Did these collective actions directly precipitate the exits of those breweries’ key executives? Hard to say, barring internal emails saying as much (though if you want to leak me stuff confidentially, you can always do so right here). Modern Times employs over 300 people in locations across California, and the Oakland staffers told me they hadn’t coordinated with their colleagues elsewhere, so their stoppage in Oakland was probably more directional than anything else. But keep heading in that direction. When workers are truly organized, when they truly control production, they have leverage over a firm’s profits. That’s the ballgame. There are plenty of bad bosses in craft beer who don’t care about women’s safety and wellbeing; there are none who don’t care about money.

It’s not coincidental that the stories that Allan has surfaced are often set in workplaces — taprooms, brewery parking lots, beer festivals, and so on. The culture of sexism that the craft brewing business has long tolerated (and that some breweries have actively cultivated and profited off of over the years) draws power in no small part from the inequality that underpins our economic system. Bosses (who have money) pay workers (who need money) a wage, sell the fruits of their labor for a price, and pocket the difference as profit. This inequality is economic in nature, but it creates a power imbalance with broader consequences for all workers, and particularly workers from marginalized communities — many of whom are, of course, women.

“Women in the United States are stuck with bosses who abuse them, because to walk out could mean living in their cars or on the streets — or taking two fulltime jobs and never spending a minute with their kids,” wrote the veteran labor organizer and author Jane McAlevey in a 2017 essay on the broader #MeToo movement for In These Times. “Unions — warts and all — are central to a more equal society, because they bring structural power and collective solutions to problems that are fundamentally societal, not individual.” She argues that the only way for workers to address these issues is to leverage the collective value of their labor into economic and political power — in other words, to organize.

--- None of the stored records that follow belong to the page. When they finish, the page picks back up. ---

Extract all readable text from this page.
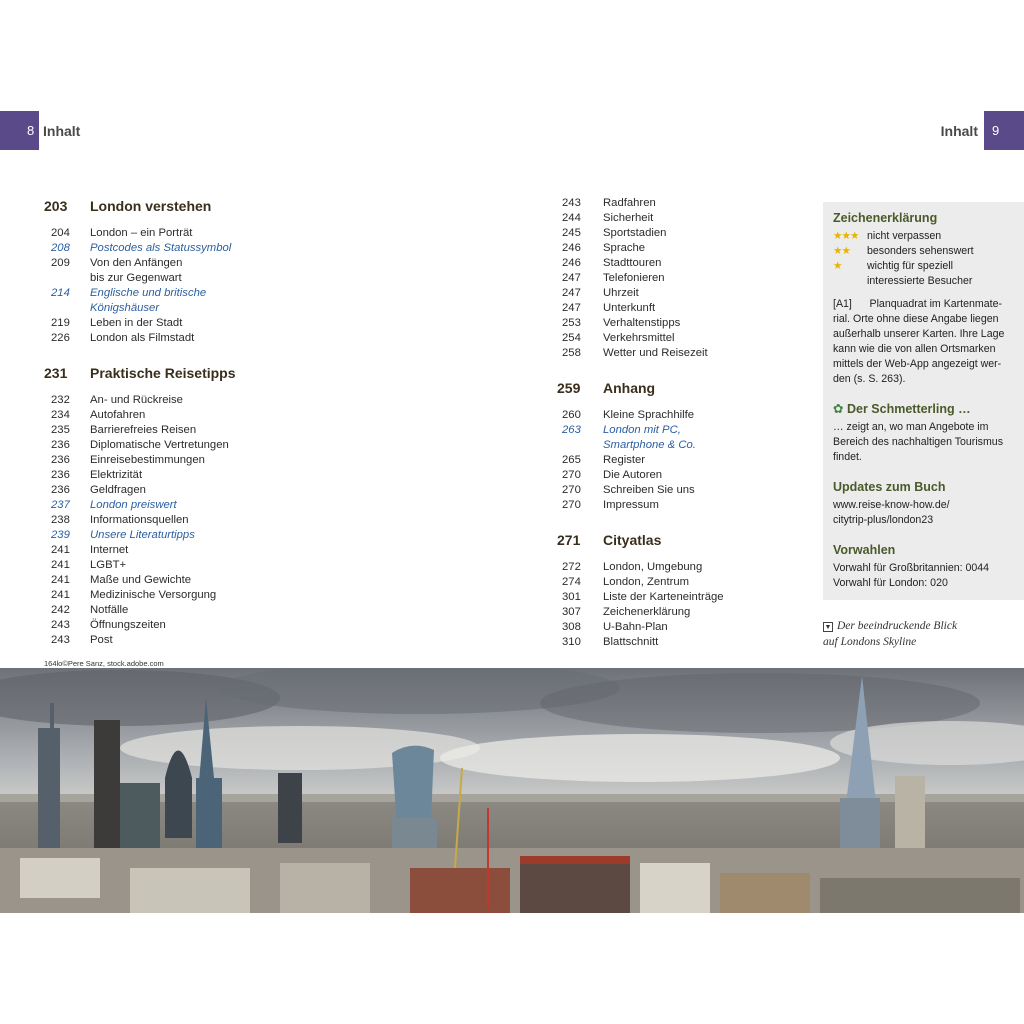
8 Inhalt	Inhalt	9
203	London verstehen
204	London – ein Porträt
208	Postcodes als Statussymbol
209	Von den Anfängen
bis zur Gegenwart
214	Englische und britische
Königshäuser
219	Leben in der Stadt
226	London als Filmstadt
231	Praktische Reisetipps
232	An- und Rückreise
234	Autofahren
235	Barrierefreies Reisen
236	Diplomatische Vertretungen
236	Einreisebestimmungen
236	Elektrizität
236	Geldfragen
237	London preiswert
238	Informationsquellen
239	Unsere Literaturtipps
241	Internet
241	LGBT+
241	Maße und Gewichte
241	Medizinische Versorgung
242	Notfälle
243	Öffnungszeiten
243	Post
243	Radfahren
244	Sicherheit
245	Sportstadien
246	Sprache
246	Stadttouren
247	Telefonieren
247	Uhrzeit
247	Unterkunft
253	Verhaltenstipps
254	Verkehrsmittel
258	Wetter und Reisezeit
259	Anhang
260	Kleine Sprachhilfe
263	London mit PC,
Smartphone & Co.
265	Register
270	Die Autoren
270	Schreiben Sie uns
270	Impressum
271	Cityatlas
272	London, Umgebung
274	London, Zentrum
301	Liste der Karteneinträge
307	Zeichenerklärung
308	U-Bahn-Plan
310	Blattschnitt
Zeichenerklärung
★★★ nicht verpassen
★★	besonders sehenswert
★	wichtig für speziell
interessierte Besucher
[A1]      Planquadrat im Kartenmate-
rial. Orte ohne diese Angabe liegen
außerhalb unserer Karten. Ihre Lage
kann wie die von allen Ortsmarken
mittels der Web-App angezeigt wer-
den (s. S. 263).
✿ Der Schmetterling …
… zeigt an, wo man Angebote im
Bereich des nachhaltigen Tourismus
findet.
Updates zum Buch
www.reise-know-how.de/
citytrip-plus/london23
Vorwahlen
Vorwahl für Großbritannien: 0044
Vorwahl für London: 020
▼ Der beeindruckende Blick
auf Londons Skyline
164lo©Pere Sanz, stock.adobe.com
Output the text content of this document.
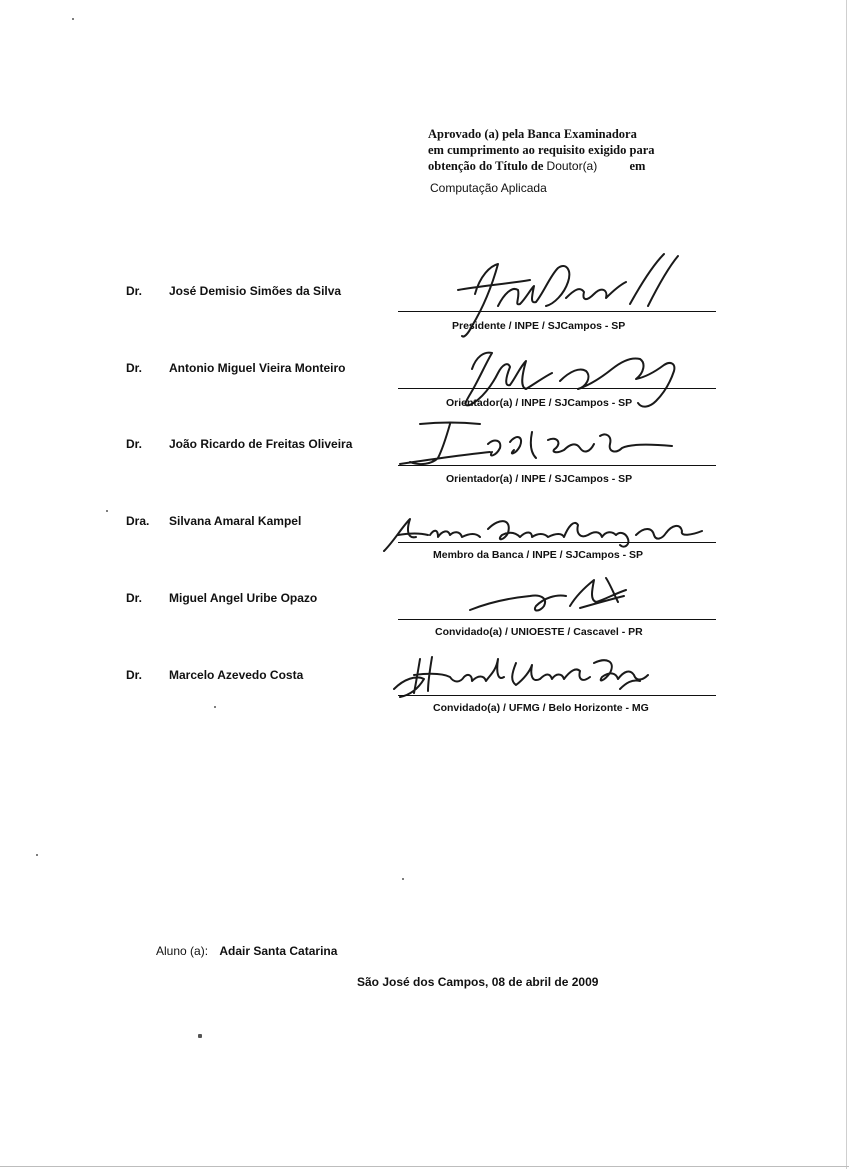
Aprovado (a) pela Banca Examinadora
em cumprimento ao requisito exigido para
obtenção do Título de Doutor(a)	em
Computação Aplicada
Dr. José Demisio Simões da Silva
Presidente / INPE / SJCampos - SP
Dr. Antonio Miguel Vieira Monteiro
Orientador(a) / INPE / SJCampos - SP
Dr. João Ricardo de Freitas Oliveira
Orientador(a) / INPE / SJCampos - SP
Dra. Silvana Amaral Kampel
Membro da Banca / INPE / SJCampos - SP
Dr. Miguel Angel Uribe Opazo
Convidado(a) / UNIOESTE / Cascavel - PR
Dr. Marcelo Azevedo Costa
Convidado(a) / UFMG / Belo Horizonte - MG
Aluno (a): Adair Santa Catarina
São José dos Campos, 08 de abril de 2009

Speaking of politics, that dynamic — by which I mean the imbalanced relationship between capital and labor that’s remained almost entirely papered-over in this industry by a thick layer of marketing — is also why I’m dubious of the idea that the Brewers Association will, or even can, “fix” this problem. Whatever you think of the BA, there are good people there, and I’d guess many of them are as horrified about this situation as you are. But the BA is a trade organization. In the final analysis, it exists to advance the interests of its dues-paying members, which is to say, capital. Accordingly, the BA has addressed this crisis with resources and tools that will not change the power dynamic that has fueled it. Besides, there are 8,000-plus breweries in this country. No centralized organization, however well meaning, can challenge individual bosses’ malice and negligence the way rank-and-file staffers can when they get organized. If workers wait on the BA for a top-down solution, rather than build power together to advance their own interests, they’ll be waiting for a long time.

To anticipate the obvious criticisms here: There are plenty of owners and bosses in the craft beer business who are not abusing their women-identifying staff or standing by complicitly when other staffers or patrons do, are also disgusted by this situation, and genuinely want to make the industry better. I’m sure many of them will reject the idea that their relationship with their workers is inequitable. But what do their workers think? Do they have a seat at the table? Do they feel safe and supported? Are they confident that their bosses will follow through on their commitments to progress once the moment passes and the priorities of profit crop back up? I hope so. But if Allan’s efforts have shown us anything, it’s that workers — especially those from marginalized communities — have very different answers to these kinds of questions depending on who’s asking.

I asked the Modern Times Oakland staff (all of whom, by the way, have either vested or unvested shares in the company, which has been employee-owned since 2017) if they had any advice or message for other craft beer workers considering the idea of taking collective action. “We felt like a work stoppage was necessary to stand for what we believe in,” they wrote back. “We believe that workers have more power than they’re made to believe and hope that others will think about what changes they would like to see in the industry and in their own workplaces and take action for a better future.”

Why wouldn’t they? After all, these stories are not new, and the craft beer business has had plenty of opportunities to address its issues via top-down change. Sure, there have been resignations, and there will likely be more, but they’ve come at enormous cost to all the women who’ve suffered in silence for years (not to mention Allan herself). And once the moment recedes, the forces of capital will pull the industry back toward the status quo if left unchecked. This is a moment where labor may check it. After all, spontaneous actions like the ones that have already arisen in the craft beer industry typically only happen when workers are all extremely pissed off about the same thing and have no faith that the bosses’ solutions will yield results. There’s a classic labor organizing axiom: “The boss is the best organizer.” Organizing into unions is no silver bullet, and will not magically fix the industry’s ills. But it can be a powerful tool for those workers who want to try.